Opinion
8 Div. 666.
June 20, 1935. Rehearing Denied October 10, 1935.
Appeal from Circuit Court, Lauderdale County; J. Fred Johnson, Jr., Judge.
Bradshaw Barnett, of Florence, for appellant.
Parol gifts of personal property are inoperative until the custody, control, management, and use of the property passes from the donor to the donee and is possessed by the donee or his agent. There must be a clear surrender without reservation. Code 1923, § 6896; Thomas v. Tilley, 147 Ala. 189, 41 So. 854; Davis v. Wachter, 224 Ala. 306, 140 So. 361. No person having a pecuniary interest in the result of the suit may testify against the party to whom his interest is opposed as to any transaction with, or statement by, a deceased person whose estate is interested in the result of the suit. Code 1923, § 7721; McDonald v. Jacobs, 77 Ala. 524; Thomas v. Tilley, supra. Where the preponderance of the evidence against the verdict is so decided as to convince the court it is wrong, an order overruling motion for a new trial will be reversed on appeal. Cobb v. Malone, 92 Ala. 630, 9 So. 738.
Simpson Simpson, of Florence, for appellee.
The evidence shows that appellee's aunt gave her the bed and that it was taken to the home of appellee's father and mother. The gift was complete. Code 1923, § 6896. The gift being completely consummated, the property was not an asset of the estate of the donor. Section 7221 of the Code is without application. Goodson v. Liles, 209 Ala. 335, 96 So. 262; Dent v. Foy, 210 Ala. 475, 98 So. 390, 391.
The suit was in detinue and resulted in a judgment for plaintiff.
The errors assigned are that the court erred in permitting plaintiff to testify that her aunt gave her the property sued for, and in overruling appellant's motion for a new trial.

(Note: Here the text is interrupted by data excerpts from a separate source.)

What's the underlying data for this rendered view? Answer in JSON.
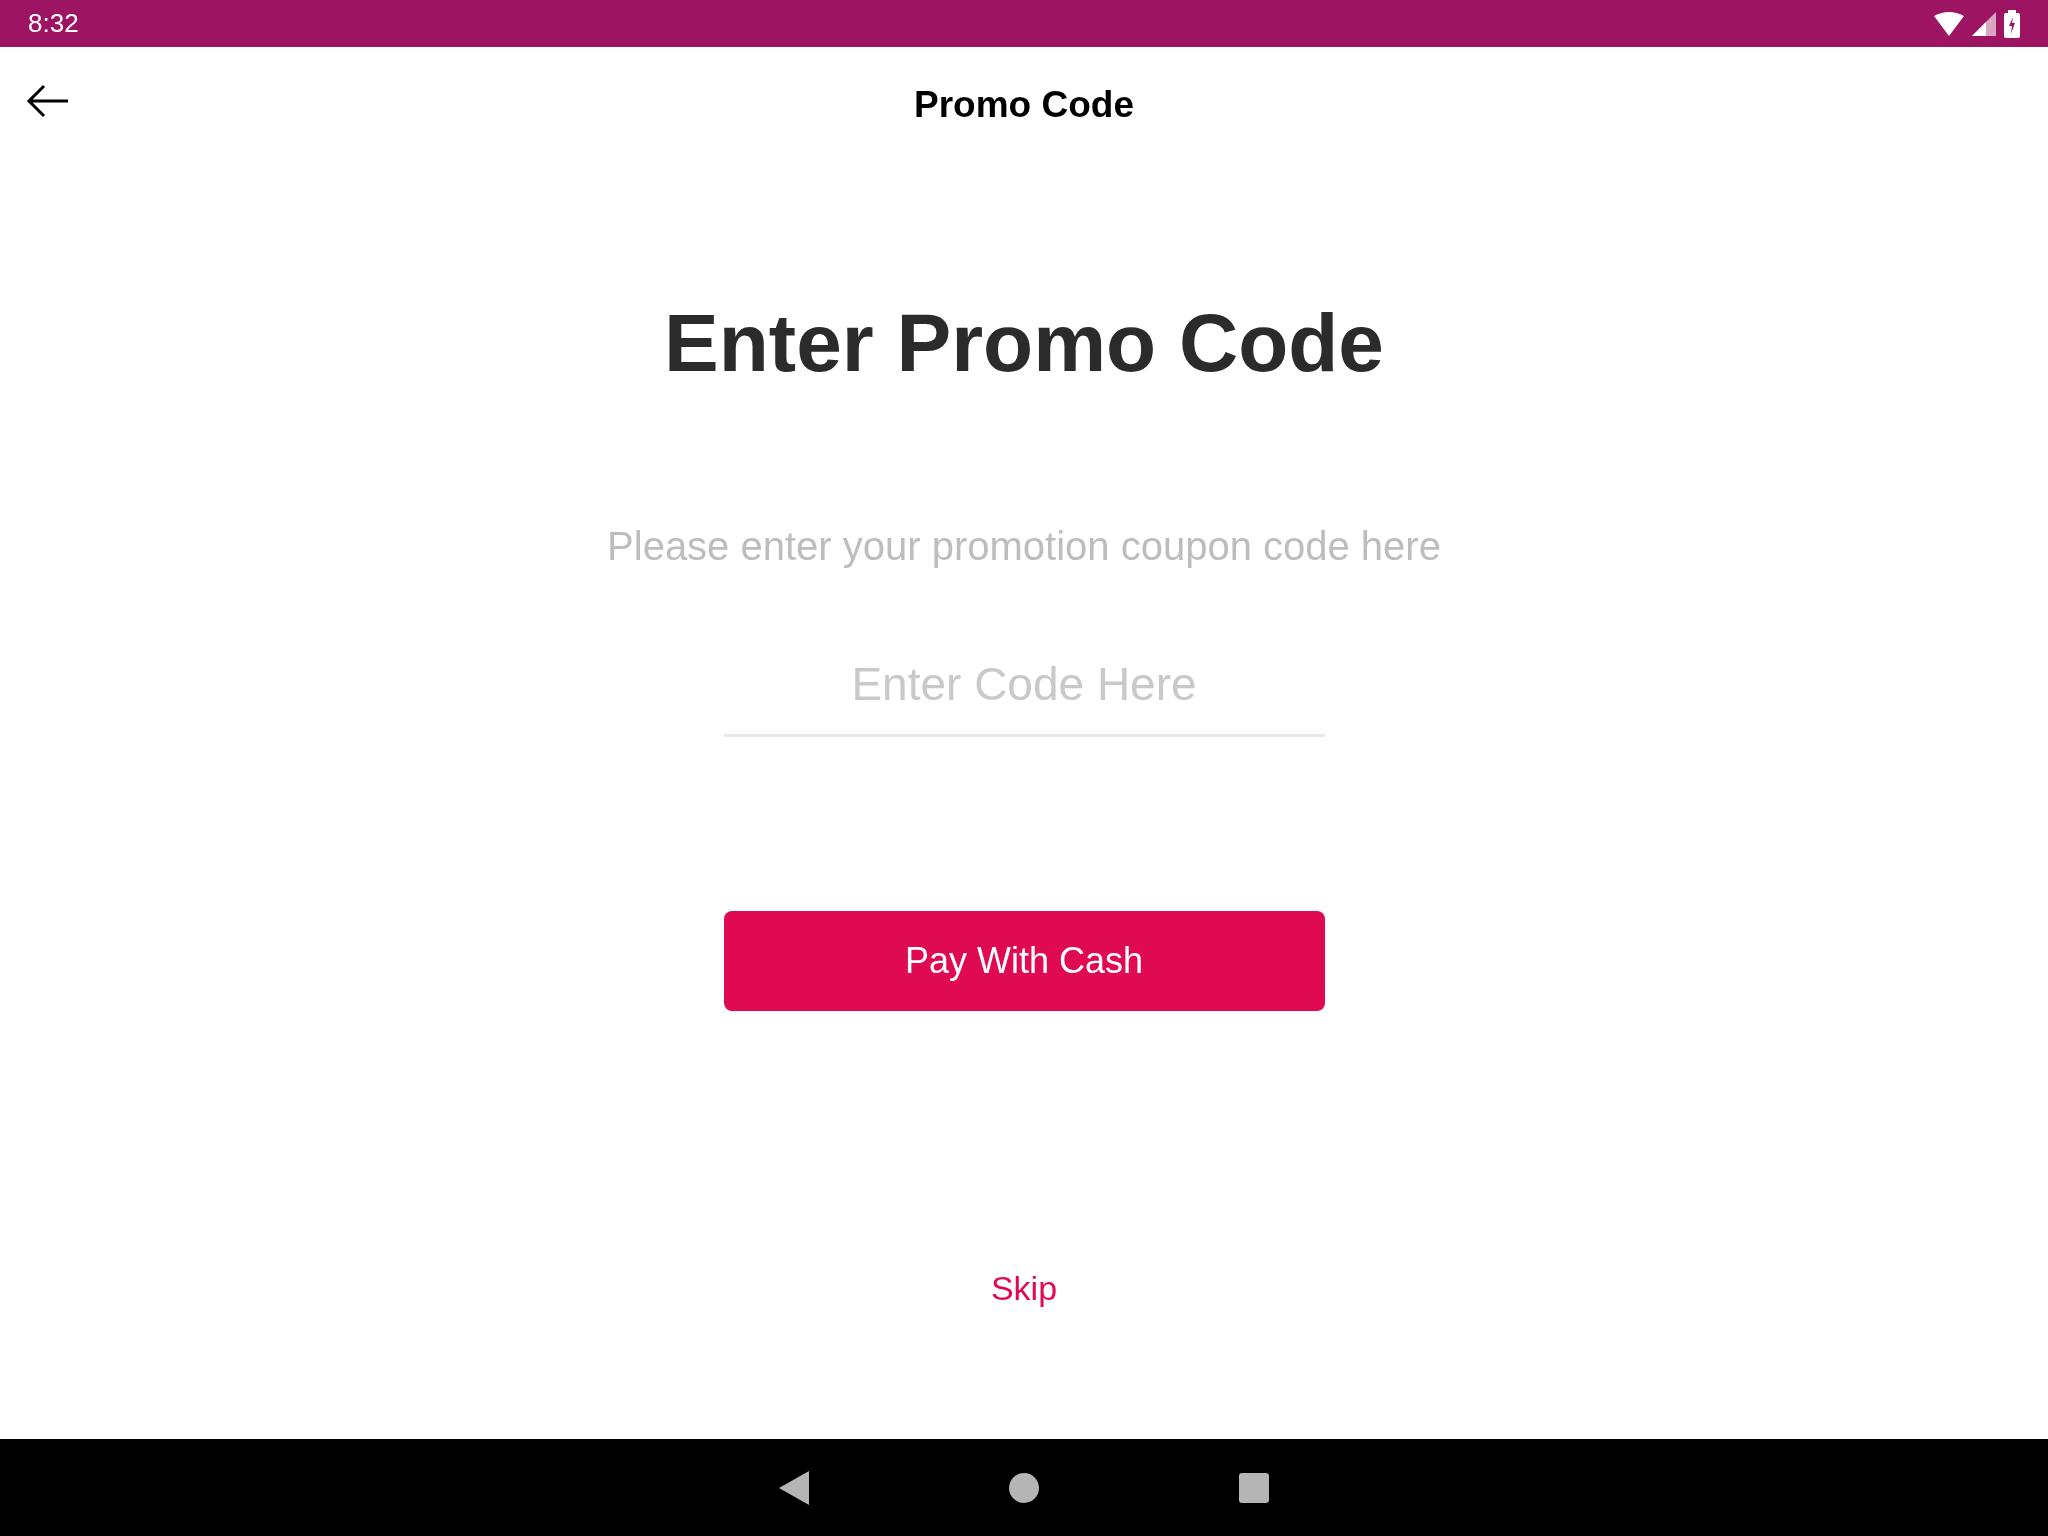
{
  "status_bar": {
    "time": "8:32"
  },
  "app_bar": {
    "title": "Promo Code"
  },
  "heading": "Enter Promo Code",
  "subtitle": "Please enter your promotion coupon code here",
  "code_field": {
    "placeholder": "Enter Code Here"
  },
  "primary_button": {
    "label": "Pay With Cash"
  },
  "skip_link": {
    "label": "Skip"
  }
}
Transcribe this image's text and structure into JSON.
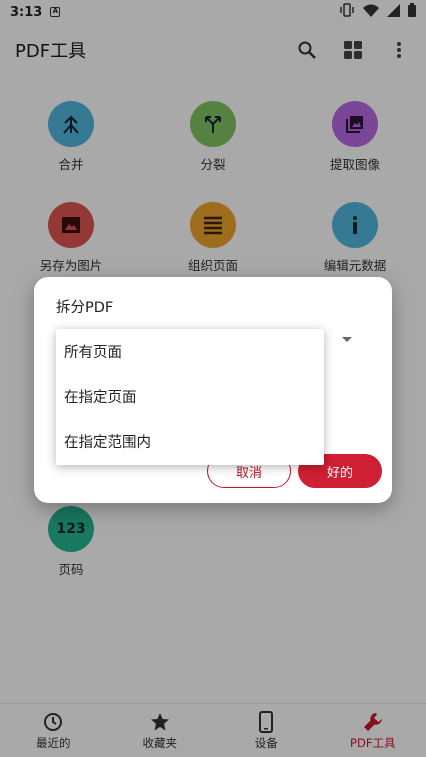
{
  "status": {
    "time": "3:13",
    "a_icon": "A"
  },
  "appbar": {
    "title": "PDF工具"
  },
  "tools": [
    {
      "label": "合并",
      "color": "#4fb3d9",
      "icon": "merge-icon"
    },
    {
      "label": "分裂",
      "color": "#7fc060",
      "icon": "split-icon"
    },
    {
      "label": "提取图像",
      "color": "#b568e0",
      "icon": "extract-images-icon"
    },
    {
      "label": "另存为图片",
      "color": "#d9534f",
      "icon": "image-icon"
    },
    {
      "label": "组织页面",
      "color": "#e8a12c",
      "icon": "organize-pages-icon"
    },
    {
      "label": "编辑元数据",
      "color": "#4fb3d9",
      "icon": "info-icon"
    },
    {
      "label": "页码",
      "color": "#26b28e",
      "icon": "page-number-icon",
      "icon_text": "123"
    }
  ],
  "dialog": {
    "title": "拆分PDF",
    "cancel": "取消",
    "ok": "好的"
  },
  "dropdown": {
    "options": [
      "所有页面",
      "在指定页面",
      "在指定范围内"
    ]
  },
  "bottomnav": [
    {
      "label": "最近的",
      "icon": "clock-icon"
    },
    {
      "label": "收藏夹",
      "icon": "star-icon"
    },
    {
      "label": "设备",
      "icon": "phone-icon"
    },
    {
      "label": "PDF工具",
      "icon": "wrench-icon",
      "active": true
    }
  ],
  "colors": {
    "accent": "#cf1f32"
  }
}
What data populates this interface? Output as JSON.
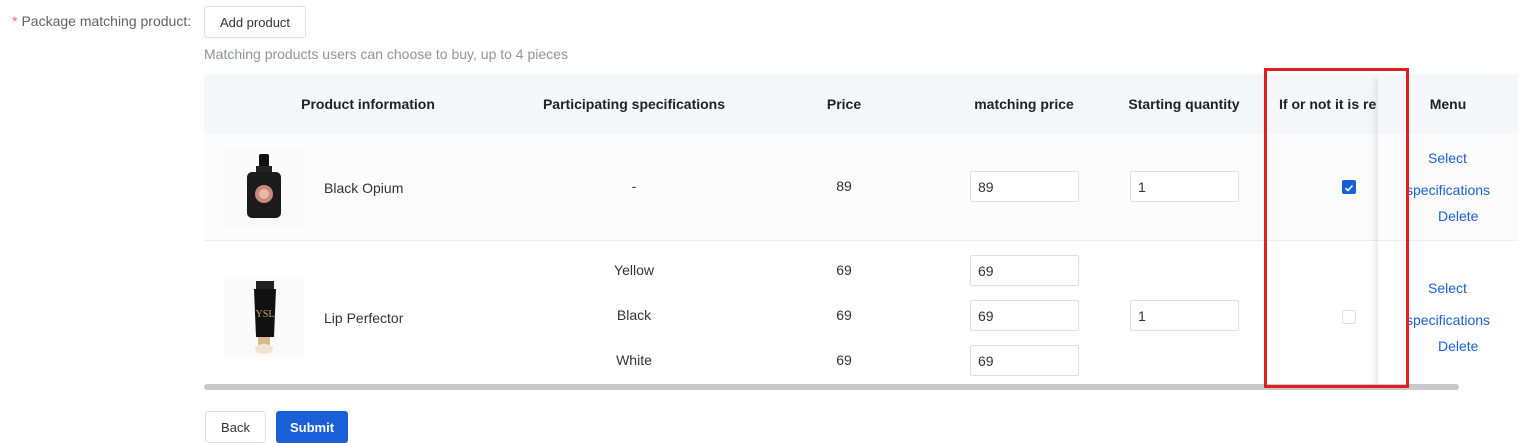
{
  "form": {
    "required_mark": "*",
    "label": "Package matching product:",
    "add_button": "Add product",
    "hint": "Matching products users can choose to buy, up to 4 pieces"
  },
  "table": {
    "columns": [
      "Product information",
      "Participating specifications",
      "Price",
      "matching price",
      "Starting quantity",
      "If or not it is re",
      "Menu"
    ],
    "rows": [
      {
        "name": "Black Opium",
        "image_icon": "perfume-bottle-icon",
        "specs": [
          {
            "spec": "-",
            "price": "89",
            "matching_price": "89"
          }
        ],
        "starting_quantity": "1",
        "required_checked": true,
        "menu": {
          "select": "Select",
          "specifications": "specifications",
          "delete": "Delete"
        }
      },
      {
        "name": "Lip Perfector",
        "image_icon": "lip-tube-icon",
        "specs": [
          {
            "spec": "Yellow",
            "price": "69",
            "matching_price": "69"
          },
          {
            "spec": "Black",
            "price": "69",
            "matching_price": "69"
          },
          {
            "spec": "White",
            "price": "69",
            "matching_price": "69"
          }
        ],
        "starting_quantity": "1",
        "required_checked": false,
        "menu": {
          "select": "Select",
          "specifications": "specifications",
          "delete": "Delete"
        }
      }
    ]
  },
  "footer": {
    "back_button": "Back",
    "submit_button": "Submit"
  },
  "colors": {
    "accent": "#1a5fd7",
    "highlight_box": "#e02020",
    "required": "#f56c6c"
  }
}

If the evidence other than that of appellee showed a consummated gift and delivery of the property by defendant's aunt many years before her death, the gift being so completed (Davis v. Wachter, 224 Ala. 306, 140 So. 361; Thomas v. Tilley et al., 147 Ala. 189, 41 So. 854), would not come within the inhibitions of the statute as to transactions with a deceased if the estate was not interested. Section 7721, Code 1923; Dent et al. v. Foy et al., 210 Ala. 475, 98 So. 390; Hodges v. Denny, 86 Ala. 226, 228, 5 So. 492; Boykin v. Smith, 65 Ala. 294, 299. If the plaintiff's statement of the gift were true, the estate did not own the property; if untrue, the estate may have owned it, unless the possession may have affected the title, to which latter fact she could testify; hence the estate was interested in the question as to which witness was called upon to testify as to the gift vel non. And the objection of the defendant to the question of whether or not the aunt gave plaintiff the bed should have been sustained. Chitwood et al. v. Blackwood et al., 220 Ala. 75, 124 So. 110; Southern Natural Gas Co. v. Davidson, 225 Ala. 171, 142 So. 63; Stephens v. Williams, 226 Ala. 534, 147 So. 608; O'Rear et al. v. Kimbro, 227 Ala. 22, 148 So. 435; Hunt et al. v. Murdock, 229 Ala. 277, 156 So. 841; Qualls v. Monroe County Bank, 229 Ala. 315, 156 So. 846; Lindsey v. Lindsey et al., 229 Ala. 578, 158 So. 522; Harwood, Adm'r, v. Harper et al., 54 Ala. 659; McDonald v. Jacobs, 77 Ala. 524; Dolan v. Dolan, 89 Ala. 256, 7 So. 425; Loring v. Grummon et al., 176 Ala. 240, 57 So. 819. It may be said that in the case of Dent et al. v. Foy et al., supra, in neither alternative did the property belong to the estate.
The judgment of the circuit court is reversed, and the cause is remanded.
Reversed and remanded.
All the justices concur, except KNIGHT, J., not sitting.